Download this project.
Download and unzip the example datasets:

Note:

a. The raw images of CYCLoPs need to be downloaded from https://www.kaggle.com/datasets/stanleyhua/cyclops-protein-loc/. Copy the images into the 'example_datasets/cyclops' folder. The final directory structure can be seen as ''cyclops.gif":

b. The raw images of BBBC021 need to be downloaded from https://bbbc.broadinstitute.org/BBBC021. Copy the images into the 'example_datasets/bbbc021' folder. The final directory structure can be seen as ''bbbc021.gif".
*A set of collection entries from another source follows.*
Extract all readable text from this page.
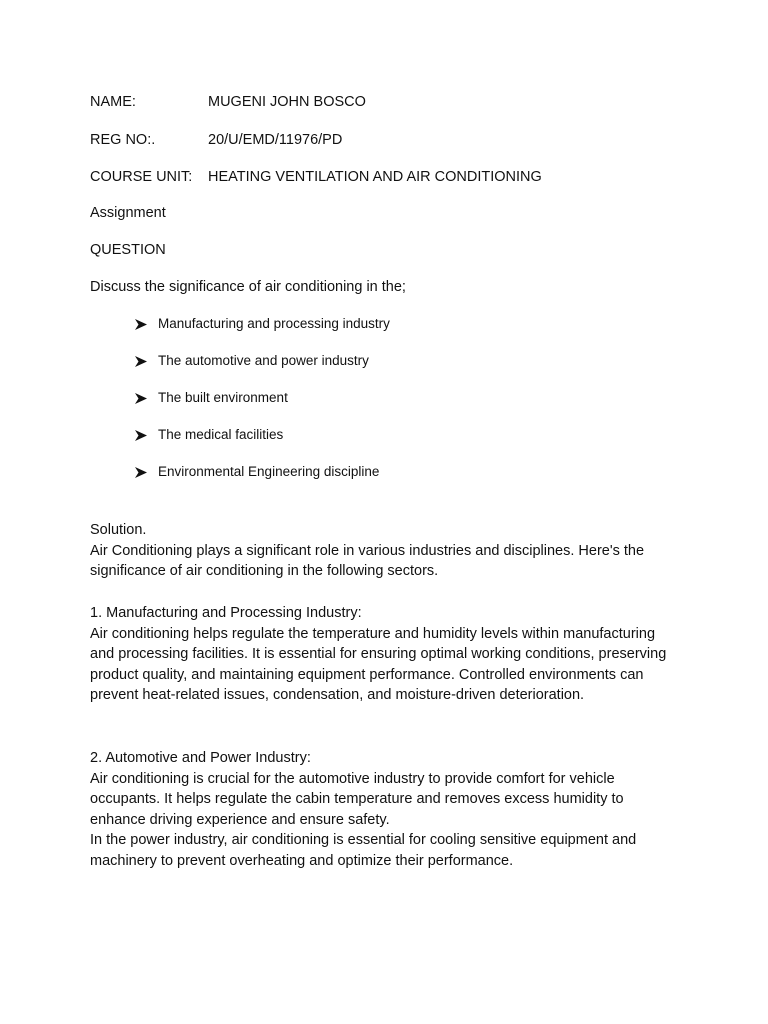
NAME:	MUGENI JOHN BOSCO
REG NO:.	20/U/EMD/11976/PD
COURSE UNIT: HEATING VENTILATION AND AIR CONDITIONING
Assignment
QUESTION
Discuss the significance of air conditioning in the;
Manufacturing and processing industry
The automotive and power industry
The built environment
The medical facilities
Environmental Engineering discipline

Solution.

Air Conditioning plays a significant role in various industries and disciplines. Here's the significance of air conditioning in the following sectors.

1. Manufacturing and Processing Industry:

Air conditioning helps regulate the temperature and humidity levels within manufacturing and processing facilities. It is essential for ensuring optimal working conditions, preserving product quality, and maintaining equipment performance. Controlled environments can prevent heat-related issues, condensation, and moisture-driven deterioration.

2. Automotive and Power Industry:

Air conditioning is crucial for the automotive industry to provide comfort for vehicle occupants. It helps regulate the cabin temperature and removes excess humidity to enhance driving experience and ensure safety.

In the power industry, air conditioning is essential for cooling sensitive equipment and machinery to prevent overheating and optimize their performance.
Input the root dir of the example datasets. For example, if your dataset directory is ''/Data/datasets/cyclops', you can replace the original dataset_dir with '/Data/datasets' in run_cyclops.py:
```
dataset_dir = r'/Data/datasets'
```

Input the suitable batch_size according to the available memory capacity of your GPU, and gen_size according to the available memory capacity of your CPU.

args.batch_size = 16
data_loader = eval_dataset.load_data(dataset_path, gen_size=1024)  # gen_size should be an integer multiple of the channel numbers

Configure the environment and run the script.

The output of Microsnoop is feature embeddings of each one-channel image in '.h5' format. You can read a '.h5' file through:

import h5py

embed_path = r'/Data/microsnoop/output/embeddings/cyclops/ind-0to4095.h5'  # input the path of the feature embeddings
embeddings_file = h5py.File(embed_path)
embeddings = embeddings_file['embeddings'][:]
inds = embeddings_file['inds'][:]

The path of these output embeddings is in folder 'output/embeddings'.

The time for running the example scripts on our device (CPU: 192GB, GPU: NVIDIA GeForce RTX 3090) is:

Script Time batch_size gen_size

run_cyclops.py 9min 16 4096

run_tissuenet.py 17min 64 200

run_bbbc021.py 3h16min 96 300

Different devices may take different amounts of time.